PEIA reserve funds are projected to reach 25.6 percent of overall annual expenses by June 30, 2020, well above the 14 percent recommended reserve the agency attempts to maintain, creating an estimated $26.5 million surplus that PEIA will be able to put toward the 2020-21 plan year, executive director Ted Cheatham told the Joint Committee on Government and Finance Tuesday.

“We do have every intention to spend down both the state [employee] and non-state reserves,” he said.

That should help PEIA get through the 2021-22 plan year without needing additional general revenue funding, beyond continuing to spend down $105 million of 2018-19 budget surplus the Legislature transferred into a PEIA “rainy day” fund earlier this year.

PEIA, the state-managed health insurance plan for public school and state employees, as well as some municipal and county employees, is currently conducting public hearings on the proposed 2020-21 benefits plan, a plan that proposes no premium increases and no cuts in benefits for the plan year.

The PEIA Finance Committee is expected to approve the plan, which goes into effect July 1, 2020, in December.

Also during the Joint Committee meeting:

n Investment Management Board Executive Director Craig Slaughter advised state investments grew by 1.5 percent in September, bringing earnings for the 2019-20 budget year up to 1.0 percent.
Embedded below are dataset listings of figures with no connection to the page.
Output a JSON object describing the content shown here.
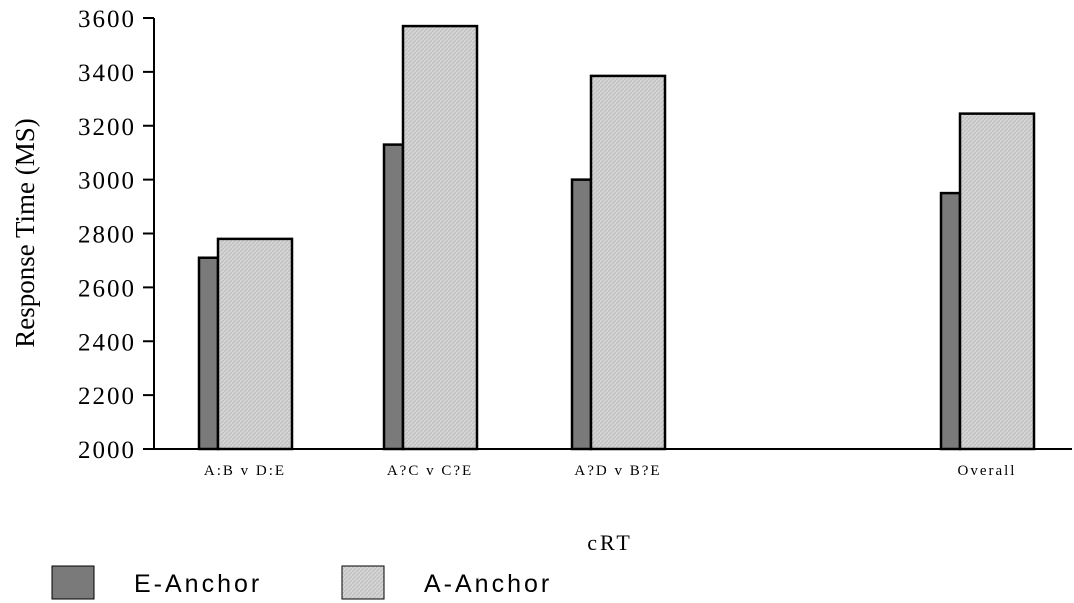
{
  "chart_data": {
    "type": "bar",
    "title": "",
    "xlabel": "cRT",
    "ylabel": "Response Time (MS)",
    "ylim": [
      2000,
      3600
    ],
    "yticks": [
      "2000",
      "2200",
      "2400",
      "2600",
      "2800",
      "3000",
      "3200",
      "3400",
      "3600"
    ],
    "categories": [
      "A:B v D:E",
      "A?C v C?E",
      "A?D v B?E",
      "Overall"
    ],
    "series": [
      {
        "name": "E-Anchor",
        "values": [
          2710,
          3130,
          3000,
          2950
        ],
        "color": "#7a7a7a"
      },
      {
        "name": "A-Anchor",
        "values": [
          2780,
          3570,
          3385,
          3245
        ],
        "color": "#d4d4d4"
      }
    ],
    "grid": false,
    "legend_position": "bottom-left"
  }
}
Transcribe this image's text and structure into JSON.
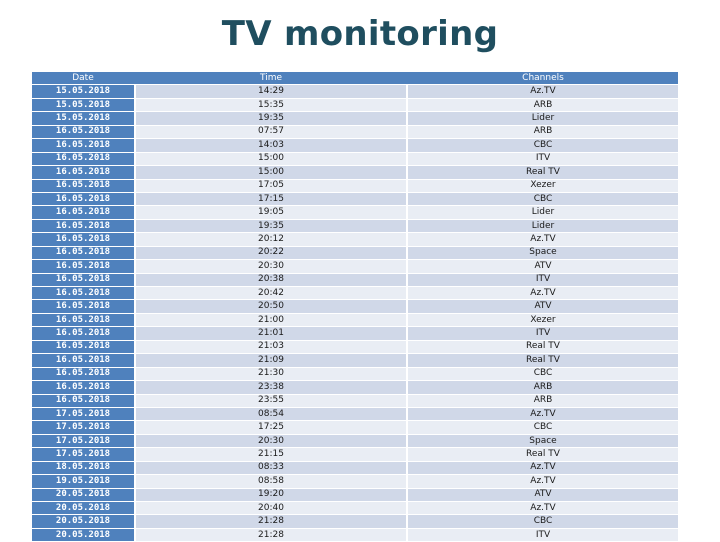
{
  "title": "TV monitoring",
  "table": {
    "headers": {
      "date": "Date",
      "time": "Time",
      "channels": "Channels"
    },
    "rows": [
      {
        "date": "15.05.2018",
        "time": "14:29",
        "channel": "Az.TV"
      },
      {
        "date": "15.05.2018",
        "time": "15:35",
        "channel": "ARB"
      },
      {
        "date": "15.05.2018",
        "time": "19:35",
        "channel": "Lider"
      },
      {
        "date": "16.05.2018",
        "time": "07:57",
        "channel": "ARB"
      },
      {
        "date": "16.05.2018",
        "time": "14:03",
        "channel": "CBC"
      },
      {
        "date": "16.05.2018",
        "time": "15:00",
        "channel": "ITV"
      },
      {
        "date": "16.05.2018",
        "time": "15:00",
        "channel": "Real TV"
      },
      {
        "date": "16.05.2018",
        "time": "17:05",
        "channel": "Xezer"
      },
      {
        "date": "16.05.2018",
        "time": "17:15",
        "channel": "CBC"
      },
      {
        "date": "16.05.2018",
        "time": "19:05",
        "channel": "Lider"
      },
      {
        "date": "16.05.2018",
        "time": "19:35",
        "channel": "Lider"
      },
      {
        "date": "16.05.2018",
        "time": "20:12",
        "channel": "Az.TV"
      },
      {
        "date": "16.05.2018",
        "time": "20:22",
        "channel": "Space"
      },
      {
        "date": "16.05.2018",
        "time": "20:30",
        "channel": "ATV"
      },
      {
        "date": "16.05.2018",
        "time": "20:38",
        "channel": "ITV"
      },
      {
        "date": "16.05.2018",
        "time": "20:42",
        "channel": "Az.TV"
      },
      {
        "date": "16.05.2018",
        "time": "20:50",
        "channel": "ATV"
      },
      {
        "date": "16.05.2018",
        "time": "21:00",
        "channel": "Xezer"
      },
      {
        "date": "16.05.2018",
        "time": "21:01",
        "channel": "ITV"
      },
      {
        "date": "16.05.2018",
        "time": "21:03",
        "channel": "Real TV"
      },
      {
        "date": "16.05.2018",
        "time": "21:09",
        "channel": "Real TV"
      },
      {
        "date": "16.05.2018",
        "time": "21:30",
        "channel": "CBC"
      },
      {
        "date": "16.05.2018",
        "time": "23:38",
        "channel": "ARB"
      },
      {
        "date": "16.05.2018",
        "time": "23:55",
        "channel": "ARB"
      },
      {
        "date": "17.05.2018",
        "time": "08:54",
        "channel": "Az.TV"
      },
      {
        "date": "17.05.2018",
        "time": "17:25",
        "channel": "CBC"
      },
      {
        "date": "17.05.2018",
        "time": "20:30",
        "channel": "Space"
      },
      {
        "date": "17.05.2018",
        "time": "21:15",
        "channel": "Real TV"
      },
      {
        "date": "18.05.2018",
        "time": "08:33",
        "channel": "Az.TV"
      },
      {
        "date": "19.05.2018",
        "time": "08:58",
        "channel": "Az.TV"
      },
      {
        "date": "20.05.2018",
        "time": "19:20",
        "channel": "ATV"
      },
      {
        "date": "20.05.2018",
        "time": "20:40",
        "channel": "Az.TV"
      },
      {
        "date": "20.05.2018",
        "time": "21:28",
        "channel": "CBC"
      },
      {
        "date": "20.05.2018",
        "time": "21:28",
        "channel": "ITV"
      }
    ]
  },
  "colors": {
    "title": "#1f4e5f",
    "header_bg": "#4f81bd",
    "row_a": "#d0d8e8",
    "row_b": "#e9edf4"
  }
}
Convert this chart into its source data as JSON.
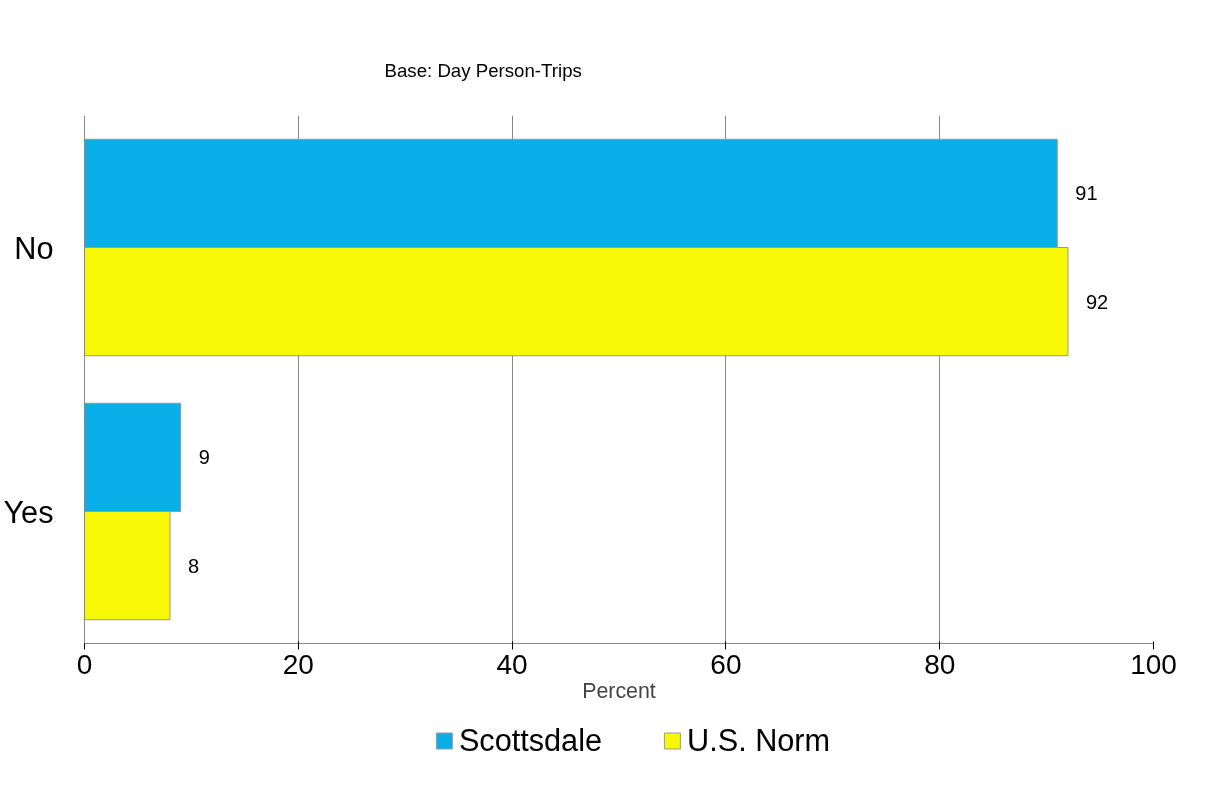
{
  "chart_data": {
    "type": "bar",
    "orientation": "horizontal",
    "subtitle": "Base: Day Person-Trips",
    "xlabel": "Percent",
    "categories": [
      "No",
      "Yes"
    ],
    "series": [
      {
        "name": "Scottsdale",
        "color": "#0aaee8",
        "values": [
          91,
          9
        ]
      },
      {
        "name": "U.S. Norm",
        "color": "#f7f706",
        "values": [
          92,
          8
        ]
      }
    ],
    "xlim": [
      0,
      100
    ],
    "xticks": [
      0,
      20,
      40,
      60,
      80,
      100
    ],
    "grid": "x",
    "legend": "bottom",
    "data_labels": true
  }
}
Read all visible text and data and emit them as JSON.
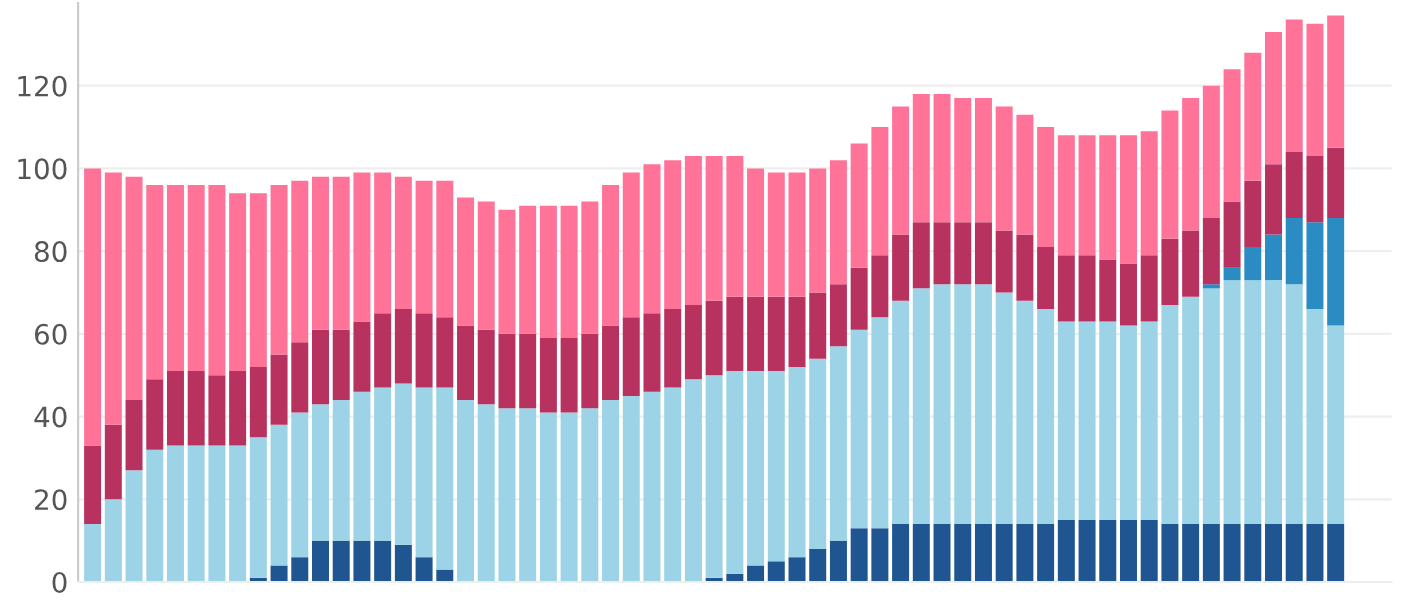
{
  "chart_data": {
    "type": "bar",
    "stacked": true,
    "categories": [
      null,
      null,
      null,
      null,
      null,
      null,
      null,
      null,
      null,
      null,
      null,
      null,
      null,
      null,
      null,
      null,
      null,
      null,
      null,
      null,
      null,
      null,
      null,
      null,
      null,
      null,
      null,
      null,
      null,
      null,
      null,
      null,
      null,
      null,
      null,
      null,
      null,
      null,
      null,
      null,
      null,
      null,
      null,
      null,
      null,
      null,
      null,
      null,
      null,
      null,
      null,
      null,
      null,
      null,
      null,
      null,
      null,
      null,
      null,
      null,
      null
    ],
    "series": [
      {
        "color": "#1f5591",
        "values": [
          0,
          0,
          0,
          0,
          0,
          0,
          0,
          0,
          1,
          4,
          6,
          10,
          10,
          10,
          10,
          9,
          6,
          3,
          0,
          0,
          0,
          0,
          0,
          0,
          0,
          0,
          0,
          0,
          0,
          0,
          1,
          2,
          4,
          5,
          6,
          8,
          10,
          13,
          13,
          14,
          14,
          14,
          14,
          14,
          14,
          14,
          14,
          15,
          15,
          15,
          15,
          15,
          14,
          14,
          14,
          14,
          14,
          14,
          14,
          14,
          14
        ]
      },
      {
        "color": "#9dd3e6",
        "values": [
          14,
          20,
          27,
          32,
          33,
          33,
          33,
          33,
          34,
          34,
          35,
          33,
          34,
          36,
          37,
          39,
          41,
          44,
          44,
          43,
          42,
          42,
          41,
          41,
          42,
          44,
          45,
          46,
          47,
          49,
          49,
          49,
          47,
          46,
          46,
          46,
          47,
          48,
          51,
          54,
          57,
          58,
          58,
          58,
          56,
          54,
          52,
          48,
          48,
          48,
          47,
          48,
          53,
          55,
          57,
          59,
          59,
          59,
          58,
          52,
          48
        ]
      },
      {
        "color": "#2b8cc4",
        "values": [
          0,
          0,
          0,
          0,
          0,
          0,
          0,
          0,
          0,
          0,
          0,
          0,
          0,
          0,
          0,
          0,
          0,
          0,
          0,
          0,
          0,
          0,
          0,
          0,
          0,
          0,
          0,
          0,
          0,
          0,
          0,
          0,
          0,
          0,
          0,
          0,
          0,
          0,
          0,
          0,
          0,
          0,
          0,
          0,
          0,
          0,
          0,
          0,
          0,
          0,
          0,
          0,
          0,
          0,
          1,
          3,
          8,
          11,
          16,
          21,
          26
        ]
      },
      {
        "color": "#b8325f",
        "values": [
          19,
          18,
          17,
          17,
          18,
          18,
          17,
          18,
          17,
          17,
          17,
          18,
          17,
          17,
          18,
          18,
          18,
          17,
          18,
          18,
          18,
          18,
          18,
          18,
          18,
          18,
          19,
          19,
          19,
          18,
          18,
          18,
          18,
          18,
          17,
          16,
          15,
          15,
          15,
          16,
          16,
          15,
          15,
          15,
          15,
          16,
          15,
          16,
          16,
          15,
          15,
          16,
          16,
          16,
          16,
          16,
          16,
          17,
          16,
          16,
          17
        ]
      },
      {
        "color": "#ff7399",
        "values": [
          67,
          61,
          54,
          47,
          45,
          45,
          46,
          43,
          42,
          41,
          39,
          37,
          37,
          36,
          34,
          32,
          32,
          33,
          31,
          31,
          30,
          31,
          32,
          32,
          32,
          34,
          35,
          36,
          36,
          36,
          35,
          34,
          31,
          30,
          30,
          30,
          30,
          30,
          31,
          31,
          31,
          31,
          30,
          30,
          30,
          29,
          29,
          29,
          29,
          30,
          31,
          30,
          31,
          32,
          32,
          32,
          31,
          32,
          32,
          32,
          32
        ]
      }
    ],
    "ylim": [
      0,
      140
    ],
    "yticks": [
      0,
      20,
      40,
      60,
      80,
      100,
      120
    ],
    "grid": "y",
    "tick_labels": "y"
  }
}
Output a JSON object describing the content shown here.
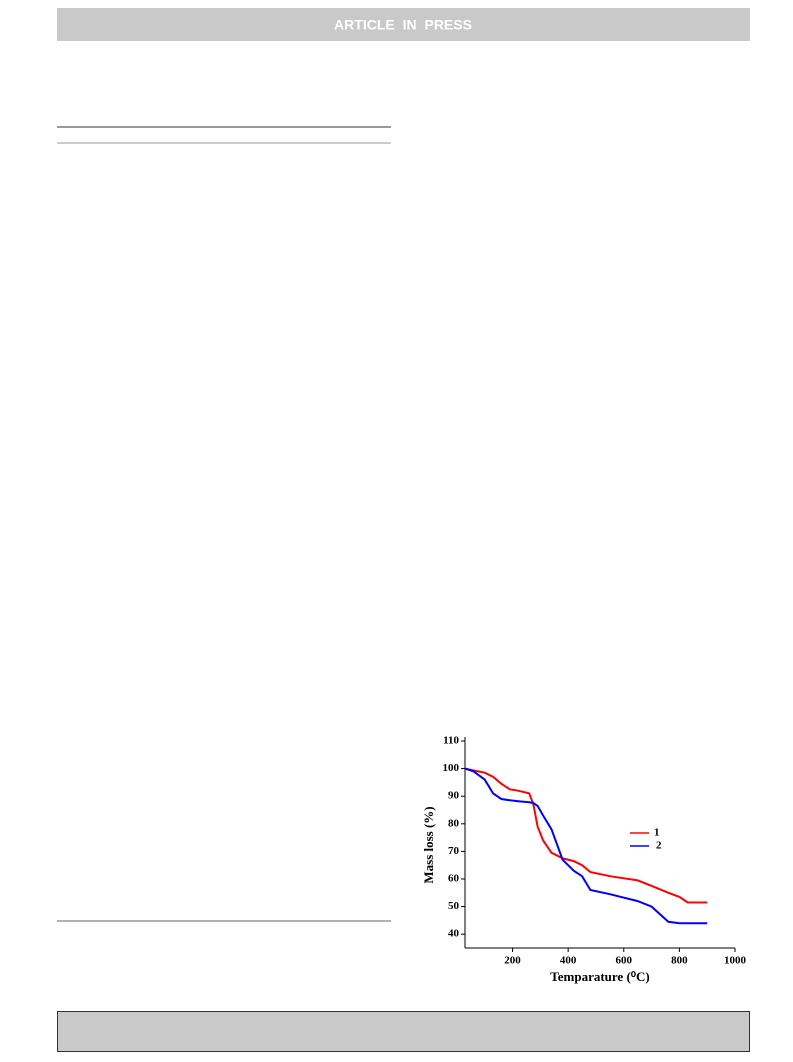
{
  "header": {
    "title": "ARTICLE IN PRESS"
  },
  "chart_data": {
    "type": "line",
    "xlabel": "Temparature (⁰C)",
    "ylabel": "Mass loss (%)",
    "x": [
      29,
      60,
      100,
      130,
      160,
      190,
      220,
      260,
      275,
      290,
      310,
      340,
      380,
      420,
      450,
      480,
      550,
      650,
      700,
      760,
      800,
      830,
      900
    ],
    "series": [
      {
        "name": "1",
        "color": "#ff0000",
        "values": [
          100,
          99.3,
          98.5,
          97,
          94.5,
          92.5,
          92,
          91,
          87,
          79,
          74,
          69.5,
          67.5,
          66.5,
          65,
          62.5,
          61,
          59.5,
          57.5,
          55,
          53.5,
          51.5,
          51.5
        ]
      },
      {
        "name": "2",
        "color": "#0000ff",
        "values": [
          100,
          99,
          96,
          91,
          89,
          88.5,
          88.2,
          87.8,
          87.5,
          86.5,
          83,
          78,
          67,
          63,
          61,
          56,
          54.5,
          52,
          50,
          44.5,
          44,
          44,
          44
        ]
      }
    ],
    "xlim": [
      29,
      1000
    ],
    "xticks": [
      200,
      400,
      600,
      800,
      1000
    ],
    "ylim": [
      35,
      110
    ],
    "yticks": [
      40,
      50,
      60,
      70,
      80,
      90,
      100,
      110
    ],
    "grid": false
  }
}
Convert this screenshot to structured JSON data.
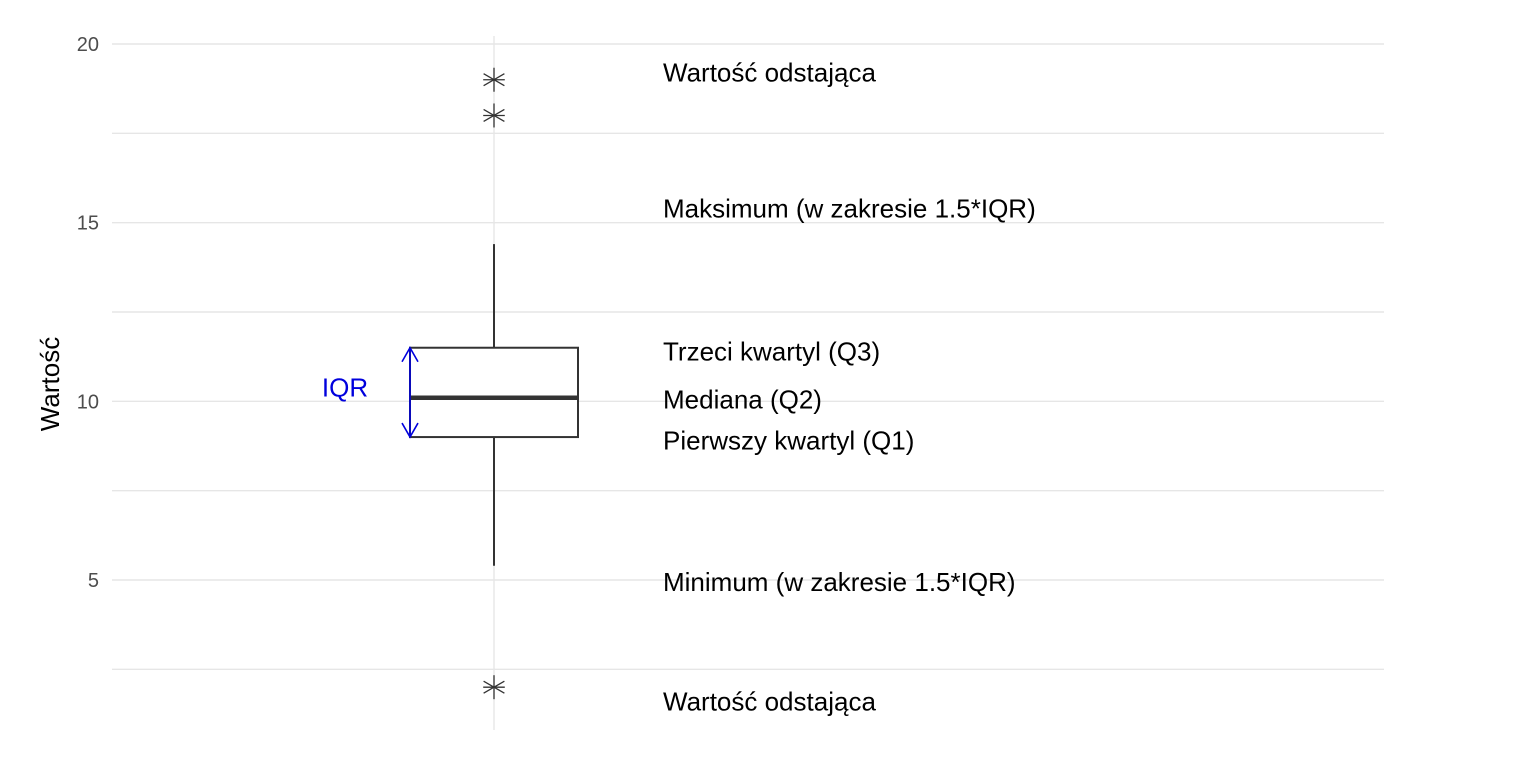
{
  "chart_data": {
    "type": "box",
    "ylabel": "Wartość",
    "ylim": [
      0.6,
      20.1
    ],
    "yticks": [
      5,
      10,
      15,
      20
    ],
    "grid": true,
    "box": {
      "min": 5.4,
      "q1": 9.0,
      "median": 10.1,
      "q3": 11.5,
      "max": 14.4,
      "outliers": [
        19.0,
        18.0,
        2.0
      ]
    },
    "annotations": [
      {
        "key": "outlier_top",
        "text": "Wartość odstająca",
        "y": 19.2
      },
      {
        "key": "max",
        "text": "Maksimum (w zakresie 1.5*IQR)",
        "y": 15.4
      },
      {
        "key": "q3",
        "text": "Trzeci kwartyl (Q3)",
        "y": 11.4
      },
      {
        "key": "median",
        "text": "Mediana (Q2)",
        "y": 10.05
      },
      {
        "key": "q1",
        "text": "Pierwszy kwartyl (Q1)",
        "y": 8.9
      },
      {
        "key": "min",
        "text": "Minimum (w zakresie 1.5*IQR)",
        "y": 4.95
      },
      {
        "key": "outlier_bottom",
        "text": "Wartość odstająca",
        "y": 1.6
      }
    ],
    "iqr_label": "IQR",
    "colors": {
      "box": "#333333",
      "median": "#333333",
      "iqr_arrow": "#0000dd",
      "grid": "#e6e6e6"
    }
  }
}
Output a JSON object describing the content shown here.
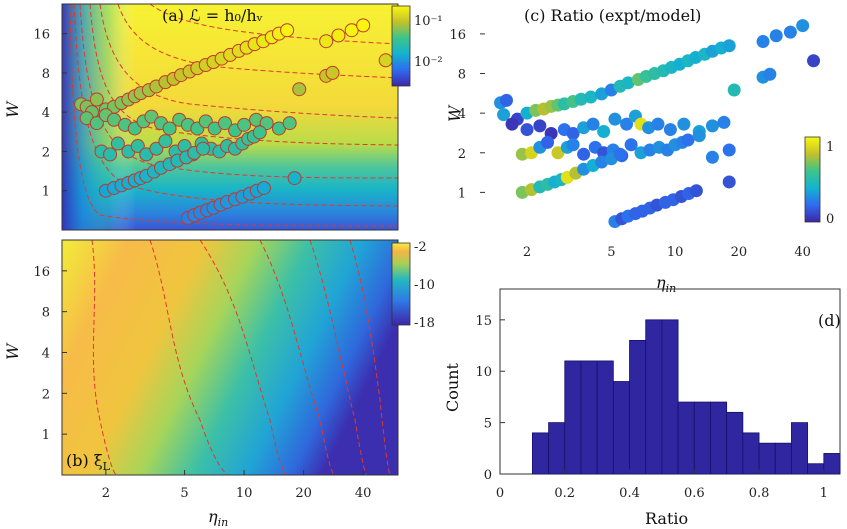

And while October and early November have seen reasonably good returns, Slaughter advised, “The long run is that expectations should be muted for all returns.”

n State Insurance Commissioner James Dodrill said the commission is closely monitoring the Murray Energy bankruptcy to ensure the coal giant continues to pay Workers’ Compensation and other insurance premiums on its employees.

“There are mechanisms in place to make sure benefits owed to employees get paid,” he said.